‘I’m so scared...’ : Local family concerned about SB 140 becoming law
ATLANTA, Ga. (Atlanta News First) - Thursday, Gov. Brian Kemp signed Senate Bill 140 into law. The legislation bans some form of gender-affirming care for children under the age of 18.
The Governor released a statement saying: “As Georgians, parents, and elected leaders, it is our highest responsibility to safeguard the bright, promising futures of our kids, and SB 140 takes an important step in fulfilling that mission.”
One local family, however, does not see it that way.
Kye Little is a transgender man, and his 8-year-old son, Damien Reynolds, identifies as a transgender boy.
Reynolds, a third grader, loves math and animals.
“I want to be a doctor,” he said. “Or a dentist!”

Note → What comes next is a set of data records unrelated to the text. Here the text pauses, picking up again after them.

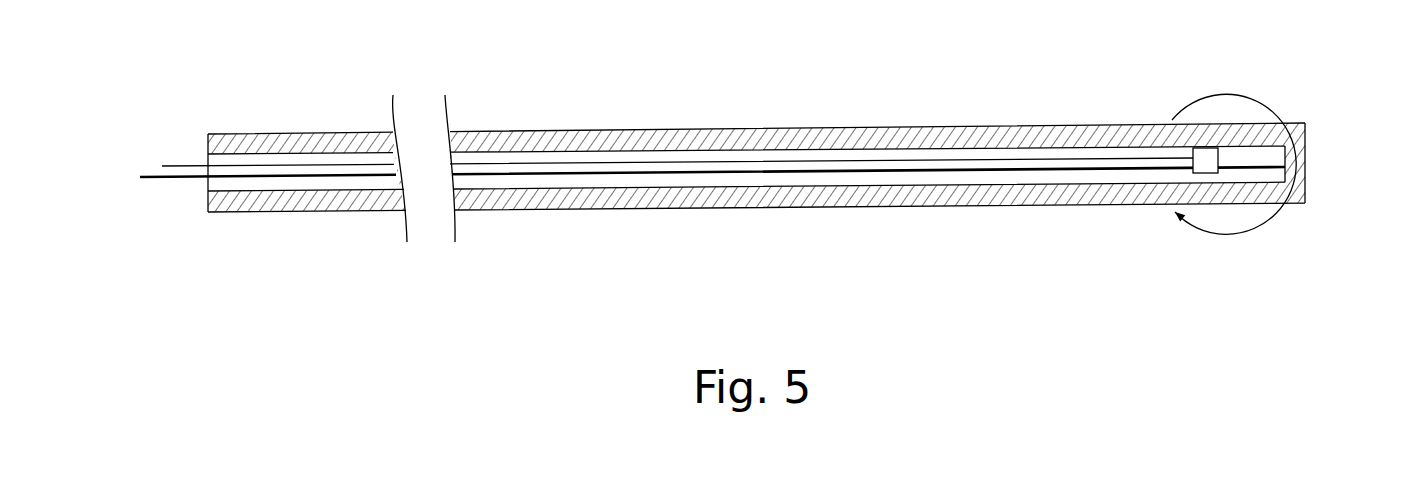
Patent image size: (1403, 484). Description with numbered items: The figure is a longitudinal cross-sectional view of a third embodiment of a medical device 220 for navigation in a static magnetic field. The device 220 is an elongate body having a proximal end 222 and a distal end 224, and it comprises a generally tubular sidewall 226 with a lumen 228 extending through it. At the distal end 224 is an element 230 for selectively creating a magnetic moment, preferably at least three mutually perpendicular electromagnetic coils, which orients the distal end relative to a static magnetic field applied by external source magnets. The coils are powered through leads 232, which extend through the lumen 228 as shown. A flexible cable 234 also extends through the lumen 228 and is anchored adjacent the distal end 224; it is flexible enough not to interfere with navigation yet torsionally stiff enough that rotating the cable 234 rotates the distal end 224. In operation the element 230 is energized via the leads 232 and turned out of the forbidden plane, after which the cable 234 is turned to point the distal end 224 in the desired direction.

The medical device 220 is at (752, 180).
The proximal end 222 is at (190, 203).
The distal end 224 is at (1313, 132).
The tubular sidewall 226 is at (805, 133).
The lumen 228 is at (958, 177).
The element for selectively creating a magnetic moment 230 is at (1203, 173).
The leads 232 is at (1003, 159).
The flexible cable 234 is at (592, 176).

Two years ago, his adoptive parents say Reynolds came to them wanting to be a big brother, instead of a big sister. They were supportive.
“I feel like the best big brother they could ever ask for,” he said about his two younger siblings.
Little, who said he has known he was transgender since age 13, is concerned about Gov. Kemp signing off on a bill that would ban hormone treatment for minors.
“I, personally, first started testosterone at either 15 or 16,” Little said. “It made a world of difference for me.”
Little feels his son is too young for anything like that now.
“He is only eight,” he said. “He seems very confident in who he is, but, also, we know things can change.”
Little does, however, consider the future.
“I’m so scared that one day he is going to feel the way I felt, and, you know, at 15, 16-- when we are comfortable giving him that treatment-- he’s going to have to continue suffering until at least 18,” Little says.
When asked if he was concerned people would think he is influencing his child’s decision, Little had this to say:
“The reason that so many people think that people force their kids to be trans, is because so many parents force their kids to be what they want them to be,” he says. “You know, I think it’s cool that we have something that we can relate on, but there is so much more we can relate on.”
State Senator Carden Summers, a Republican, sponsored the bill. He says the newly signed law is not meant to be against transgender people.
“This bill is simply a protection,” Summers told Atlanta News First. “We feel that no child should take life-altering hormones that would change your body structure and chemistry until they’re old enough to make that decision. We also feel like no child should have surgery that is completely irreversible.”
“It’s giving you time to make that decision,” he said. “And hopefully you make the right decision.”
Little and his wife said they will keep loving and supporting Damien in the meantime, no matter what.
“I don’t care who he is, as long as he’s loving and taking care of himself, and he’s not hurting other people. I just want him to be happy,” said Little.
It is important to note that the law still allows puberty blockers. Hormone-replacement therapy and surgeries are not. However, if someone has already started hormones, they can continue them.